• Couldn't match expected type ‘Integer’ with actual type ‘Char’
• In the third argument of ‘mytriple’, namely ‘'b'’
In the expression: mytriple (1 :: Integer) 'a' 'b'
In an equation for ‘it’: it = mytriple (1 :: Integer) 'a' 'b'
This is probably what you expected. In this case, you’ve explicitly stated that 1 is a value of type Integer.
But look at the type here:
> :t 3
3 :: Num p => p
This might be a bit confusing. Haskell supports many different types of number (Int, Integer, Double, Complex, etc). Although they are different types, they are all instances of the same class (Num). When you type 1 (or some other numeric
literal) into GHCi, it doesn’t (yet) know which of these types you want, but does know it has to be a type that’s an instance of Num, which is what the type signature gives. Hence you can do:
> 3 `mod` 2
(which treats the 3 as some integral type), or
> 3 / 2
(which treats the 3 as a fractional – i.e. non-integral- type)
Now it knows more about the type of 3 needed, it will ensure it is of a more specific type.
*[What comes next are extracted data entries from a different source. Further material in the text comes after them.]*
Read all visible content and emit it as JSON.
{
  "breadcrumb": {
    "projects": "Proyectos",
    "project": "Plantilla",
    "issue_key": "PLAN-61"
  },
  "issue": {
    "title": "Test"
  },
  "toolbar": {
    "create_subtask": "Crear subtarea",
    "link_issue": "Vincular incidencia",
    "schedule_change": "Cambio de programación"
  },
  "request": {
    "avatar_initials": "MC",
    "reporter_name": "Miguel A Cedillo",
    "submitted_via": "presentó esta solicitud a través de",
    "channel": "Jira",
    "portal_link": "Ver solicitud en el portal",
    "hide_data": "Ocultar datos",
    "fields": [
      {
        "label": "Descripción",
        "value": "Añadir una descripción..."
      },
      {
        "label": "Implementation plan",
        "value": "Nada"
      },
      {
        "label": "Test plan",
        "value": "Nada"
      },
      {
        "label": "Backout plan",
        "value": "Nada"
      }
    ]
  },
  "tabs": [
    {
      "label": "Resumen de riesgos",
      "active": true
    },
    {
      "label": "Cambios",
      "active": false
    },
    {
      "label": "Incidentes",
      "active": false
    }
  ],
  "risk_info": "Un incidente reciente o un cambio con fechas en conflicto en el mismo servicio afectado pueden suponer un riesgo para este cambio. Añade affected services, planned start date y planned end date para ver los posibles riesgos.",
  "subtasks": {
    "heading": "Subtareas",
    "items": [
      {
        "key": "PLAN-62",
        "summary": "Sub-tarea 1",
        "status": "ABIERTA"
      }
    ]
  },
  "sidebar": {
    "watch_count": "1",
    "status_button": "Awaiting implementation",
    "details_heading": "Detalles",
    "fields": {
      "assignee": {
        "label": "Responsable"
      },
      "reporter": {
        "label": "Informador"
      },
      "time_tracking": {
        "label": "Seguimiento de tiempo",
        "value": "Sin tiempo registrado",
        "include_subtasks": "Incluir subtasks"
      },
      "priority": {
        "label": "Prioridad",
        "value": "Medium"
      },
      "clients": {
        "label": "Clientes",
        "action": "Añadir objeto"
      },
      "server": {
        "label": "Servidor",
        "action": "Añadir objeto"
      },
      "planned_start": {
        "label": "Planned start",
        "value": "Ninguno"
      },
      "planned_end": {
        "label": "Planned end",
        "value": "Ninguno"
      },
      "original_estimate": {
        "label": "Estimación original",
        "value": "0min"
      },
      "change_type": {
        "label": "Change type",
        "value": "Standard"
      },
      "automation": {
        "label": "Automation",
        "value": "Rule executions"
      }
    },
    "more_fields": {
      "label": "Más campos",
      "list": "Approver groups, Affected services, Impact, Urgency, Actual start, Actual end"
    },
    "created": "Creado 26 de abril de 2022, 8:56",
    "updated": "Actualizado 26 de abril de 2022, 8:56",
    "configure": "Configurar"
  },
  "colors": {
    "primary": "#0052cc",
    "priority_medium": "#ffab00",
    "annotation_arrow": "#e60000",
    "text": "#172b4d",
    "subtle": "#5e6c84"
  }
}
If typeclasses are new to you, you might want to read something like
Now look at:
> :t (+)
(+) :: Num a => a -> a -> a
This says (+) can add two values of the same type, as long as that type is an instance of class Num. Hence:
> 3 + 'a'
• No instance for (Num Char) arising from a use of ‘+’
• In the expression: 3 + 'a'
In an equation for ‘it’: it = 3 + 'a'
This now makes sense: ‘a’ is of type Char, and there is no instance declaration
instance Num Char (since Char’s are not numbers).
Your example is much the same. In order for
mytriple 1 'a' 'b' to typecheck: ‘b’ must be a Char, and 1 must also be a Char, but 1 has to be a type that’s an instance of Num, so would require an
instance Num Char to exist.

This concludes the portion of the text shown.